Strategi Meningkatkan Pace Lari Harian

  • 16 Sep 2025 18:50 WIB
  •  Nunukan

KBRN, Nunukan: Pace atau kecepatan lari menjadi salah satu indikator penting dalam olahraga lari. Banyak pelari berupaya meningkatkan pace harian agar dapat berlari lebih cepat, efisien, dan tetap menjaga daya tahan tubuh.

Meningkatkan pace tidak bisa dilakukan secara instan, melainkan membutuhkan strategi latihan yang konsisten. Pemanasan dan pendinginan merupakan langkah awal yang penting agar otot lebih siap beradaptasi dan terhindar dari risiko cedera.

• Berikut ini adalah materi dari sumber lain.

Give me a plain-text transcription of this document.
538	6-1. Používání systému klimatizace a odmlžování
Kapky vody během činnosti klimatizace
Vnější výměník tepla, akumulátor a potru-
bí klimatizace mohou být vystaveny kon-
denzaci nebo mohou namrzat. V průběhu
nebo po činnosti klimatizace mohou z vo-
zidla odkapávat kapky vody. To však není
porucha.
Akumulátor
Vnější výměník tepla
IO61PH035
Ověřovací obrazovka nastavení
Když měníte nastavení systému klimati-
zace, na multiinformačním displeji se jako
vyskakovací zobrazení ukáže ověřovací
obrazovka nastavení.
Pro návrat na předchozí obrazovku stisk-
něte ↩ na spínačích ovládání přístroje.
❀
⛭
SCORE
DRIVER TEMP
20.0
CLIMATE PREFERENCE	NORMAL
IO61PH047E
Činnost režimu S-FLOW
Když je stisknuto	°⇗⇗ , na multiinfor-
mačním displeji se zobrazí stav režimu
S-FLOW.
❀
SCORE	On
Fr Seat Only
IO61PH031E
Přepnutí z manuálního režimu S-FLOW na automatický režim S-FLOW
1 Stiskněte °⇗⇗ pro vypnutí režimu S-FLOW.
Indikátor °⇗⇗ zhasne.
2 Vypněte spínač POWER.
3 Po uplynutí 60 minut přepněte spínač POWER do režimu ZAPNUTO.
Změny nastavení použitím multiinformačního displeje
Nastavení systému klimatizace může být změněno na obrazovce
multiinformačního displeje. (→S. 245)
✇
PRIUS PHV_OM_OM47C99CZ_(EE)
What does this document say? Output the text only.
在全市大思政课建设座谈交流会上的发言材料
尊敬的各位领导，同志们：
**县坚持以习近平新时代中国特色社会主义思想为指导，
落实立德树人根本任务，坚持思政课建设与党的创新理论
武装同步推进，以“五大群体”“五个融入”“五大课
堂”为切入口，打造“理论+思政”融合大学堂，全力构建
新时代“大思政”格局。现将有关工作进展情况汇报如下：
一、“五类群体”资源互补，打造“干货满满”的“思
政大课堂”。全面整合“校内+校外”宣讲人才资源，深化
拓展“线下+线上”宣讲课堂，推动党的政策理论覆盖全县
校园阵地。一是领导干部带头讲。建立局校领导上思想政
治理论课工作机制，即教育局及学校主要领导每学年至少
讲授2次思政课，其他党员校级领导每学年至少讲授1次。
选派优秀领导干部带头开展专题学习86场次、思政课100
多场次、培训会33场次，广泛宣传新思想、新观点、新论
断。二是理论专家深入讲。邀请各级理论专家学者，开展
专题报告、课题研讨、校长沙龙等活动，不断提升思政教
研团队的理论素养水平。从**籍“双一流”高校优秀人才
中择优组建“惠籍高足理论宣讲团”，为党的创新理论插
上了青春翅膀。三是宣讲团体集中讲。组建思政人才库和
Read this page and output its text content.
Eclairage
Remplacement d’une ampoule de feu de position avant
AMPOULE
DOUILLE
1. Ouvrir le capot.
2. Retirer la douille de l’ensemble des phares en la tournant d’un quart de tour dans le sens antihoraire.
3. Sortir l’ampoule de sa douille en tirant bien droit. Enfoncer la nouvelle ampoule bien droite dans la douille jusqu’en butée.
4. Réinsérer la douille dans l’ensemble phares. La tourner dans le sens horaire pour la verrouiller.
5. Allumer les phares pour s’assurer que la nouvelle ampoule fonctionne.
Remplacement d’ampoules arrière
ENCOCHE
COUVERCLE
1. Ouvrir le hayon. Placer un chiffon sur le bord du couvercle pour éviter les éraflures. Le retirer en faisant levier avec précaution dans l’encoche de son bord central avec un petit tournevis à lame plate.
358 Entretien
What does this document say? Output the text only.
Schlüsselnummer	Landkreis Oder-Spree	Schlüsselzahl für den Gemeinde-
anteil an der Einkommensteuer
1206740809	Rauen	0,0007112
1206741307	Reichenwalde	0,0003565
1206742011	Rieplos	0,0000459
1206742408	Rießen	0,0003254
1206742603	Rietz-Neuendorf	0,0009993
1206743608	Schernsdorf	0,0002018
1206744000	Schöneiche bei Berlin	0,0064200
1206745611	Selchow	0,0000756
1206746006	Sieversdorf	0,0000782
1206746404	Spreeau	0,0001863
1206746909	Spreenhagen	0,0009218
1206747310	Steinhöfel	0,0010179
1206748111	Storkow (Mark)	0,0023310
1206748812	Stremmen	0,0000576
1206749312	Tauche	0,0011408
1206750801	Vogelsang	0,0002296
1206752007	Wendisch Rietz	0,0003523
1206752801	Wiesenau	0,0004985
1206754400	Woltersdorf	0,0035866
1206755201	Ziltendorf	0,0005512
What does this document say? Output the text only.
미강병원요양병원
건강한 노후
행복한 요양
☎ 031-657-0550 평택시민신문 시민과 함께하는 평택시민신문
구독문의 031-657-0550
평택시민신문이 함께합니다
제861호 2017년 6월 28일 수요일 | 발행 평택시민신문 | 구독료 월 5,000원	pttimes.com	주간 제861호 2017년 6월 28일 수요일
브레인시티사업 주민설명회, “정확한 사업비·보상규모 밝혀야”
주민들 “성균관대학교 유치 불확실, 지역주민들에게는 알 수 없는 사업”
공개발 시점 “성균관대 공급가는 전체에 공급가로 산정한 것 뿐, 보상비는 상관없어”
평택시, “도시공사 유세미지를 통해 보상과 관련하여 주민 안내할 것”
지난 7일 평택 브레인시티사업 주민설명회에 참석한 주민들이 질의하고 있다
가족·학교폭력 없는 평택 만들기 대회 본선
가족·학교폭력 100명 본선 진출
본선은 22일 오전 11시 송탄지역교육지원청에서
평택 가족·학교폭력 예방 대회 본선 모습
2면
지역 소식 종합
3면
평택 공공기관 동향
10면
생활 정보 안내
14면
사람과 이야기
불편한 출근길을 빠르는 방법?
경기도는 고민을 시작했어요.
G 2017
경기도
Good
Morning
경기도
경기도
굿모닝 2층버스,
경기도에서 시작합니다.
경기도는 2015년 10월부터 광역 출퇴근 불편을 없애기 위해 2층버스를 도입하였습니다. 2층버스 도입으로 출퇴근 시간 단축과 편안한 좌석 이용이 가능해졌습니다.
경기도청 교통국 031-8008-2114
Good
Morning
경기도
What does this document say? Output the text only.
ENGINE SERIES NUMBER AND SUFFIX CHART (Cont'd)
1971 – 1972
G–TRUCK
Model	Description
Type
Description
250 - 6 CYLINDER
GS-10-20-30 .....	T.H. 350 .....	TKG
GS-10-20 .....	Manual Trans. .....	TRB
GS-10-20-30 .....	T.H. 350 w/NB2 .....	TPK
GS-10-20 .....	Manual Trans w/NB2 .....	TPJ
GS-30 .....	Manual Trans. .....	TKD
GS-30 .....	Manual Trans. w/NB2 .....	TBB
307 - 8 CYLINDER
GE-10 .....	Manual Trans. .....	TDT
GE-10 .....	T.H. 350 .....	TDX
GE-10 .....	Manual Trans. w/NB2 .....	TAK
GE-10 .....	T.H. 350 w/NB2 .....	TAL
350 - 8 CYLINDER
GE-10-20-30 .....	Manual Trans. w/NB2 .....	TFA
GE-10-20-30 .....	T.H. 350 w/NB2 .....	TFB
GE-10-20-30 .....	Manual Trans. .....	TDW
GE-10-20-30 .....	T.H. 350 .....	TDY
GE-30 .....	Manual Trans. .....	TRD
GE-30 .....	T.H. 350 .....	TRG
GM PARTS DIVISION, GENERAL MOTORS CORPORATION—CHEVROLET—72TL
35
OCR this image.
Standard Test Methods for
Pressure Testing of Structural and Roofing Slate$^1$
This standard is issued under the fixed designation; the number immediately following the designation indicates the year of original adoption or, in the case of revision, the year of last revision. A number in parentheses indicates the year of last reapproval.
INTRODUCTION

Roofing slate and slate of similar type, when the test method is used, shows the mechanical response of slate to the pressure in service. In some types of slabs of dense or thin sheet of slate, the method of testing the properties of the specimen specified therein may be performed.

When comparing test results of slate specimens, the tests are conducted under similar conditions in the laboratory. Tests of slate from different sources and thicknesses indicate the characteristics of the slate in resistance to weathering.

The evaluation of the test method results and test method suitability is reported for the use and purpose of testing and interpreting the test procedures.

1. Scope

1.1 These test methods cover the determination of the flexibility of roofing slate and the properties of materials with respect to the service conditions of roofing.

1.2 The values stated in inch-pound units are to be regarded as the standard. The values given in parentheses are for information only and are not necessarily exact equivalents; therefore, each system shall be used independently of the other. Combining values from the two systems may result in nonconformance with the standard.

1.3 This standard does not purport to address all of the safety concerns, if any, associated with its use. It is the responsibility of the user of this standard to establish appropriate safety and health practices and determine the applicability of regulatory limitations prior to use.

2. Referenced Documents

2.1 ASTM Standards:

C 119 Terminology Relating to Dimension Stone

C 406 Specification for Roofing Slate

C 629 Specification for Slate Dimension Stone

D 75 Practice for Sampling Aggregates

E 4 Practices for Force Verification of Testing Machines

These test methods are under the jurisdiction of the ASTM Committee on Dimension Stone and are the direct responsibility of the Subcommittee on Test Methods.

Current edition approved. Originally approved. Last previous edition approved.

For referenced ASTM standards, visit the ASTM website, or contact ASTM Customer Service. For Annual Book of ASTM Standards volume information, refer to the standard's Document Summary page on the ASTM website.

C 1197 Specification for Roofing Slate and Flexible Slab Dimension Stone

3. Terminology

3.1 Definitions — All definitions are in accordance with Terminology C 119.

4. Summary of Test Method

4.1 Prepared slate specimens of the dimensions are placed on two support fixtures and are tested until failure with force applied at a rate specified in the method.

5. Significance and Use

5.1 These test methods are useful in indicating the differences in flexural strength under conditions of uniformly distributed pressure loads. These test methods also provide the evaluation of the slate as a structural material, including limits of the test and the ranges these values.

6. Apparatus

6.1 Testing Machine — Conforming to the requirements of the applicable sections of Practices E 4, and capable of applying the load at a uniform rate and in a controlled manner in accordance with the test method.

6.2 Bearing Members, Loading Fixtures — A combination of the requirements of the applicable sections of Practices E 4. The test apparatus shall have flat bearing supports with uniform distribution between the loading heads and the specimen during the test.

Latihan interval menjadi salah satu metode efektif. Dengan memadukan lari cepat dan lambat dalam jarak tertentu, tubuh akan terbiasa meningkatkan kecepatan tanpa kehilangan stamina. Latihan ini dapat dilakukan secara rutin dua hingga tiga kali dalam seminggu.

Selain itu, penguatan otot kaki dan inti tubuh juga berperan penting dalam menjaga stabilitas saat berlari. Latihan sederhana seperti squat, lunges, atau plank dapat menjadi pelengkap untuk menunjang peningkatan kecepatan.

Faktor pernapasan tak kalah penting. Pola pernapasan teratur, misalnya dua langkah tarik napas dan dua langkah buang napas, membantu suplai oksigen lebih maksimal sehingga tubuh tetap bertenaga selama berlari.

Penggunaan teknologi seperti jam pintar atau aplikasi lari juga dianjurkan. Data yang terekam akan membantu pelari mengevaluasi perkembangan pace setiap harinya sekaligus menentukan strategi latihan berikutnya.

Melalui kampanye Ayo Olahraga, Kementerian Pemuda dan Olahraga (Kemenpora RI) terus mendorong masyarakat menjadikan olahraga, termasuk lari, sebagai bagian dari gaya hidup sehat. Dengan strategi yang tepat, pace lari dapat meningkat, kebugaran tetap terjaga, dan produktivitas masyarakat semakin baik. (Sumber: Kemenpora RI).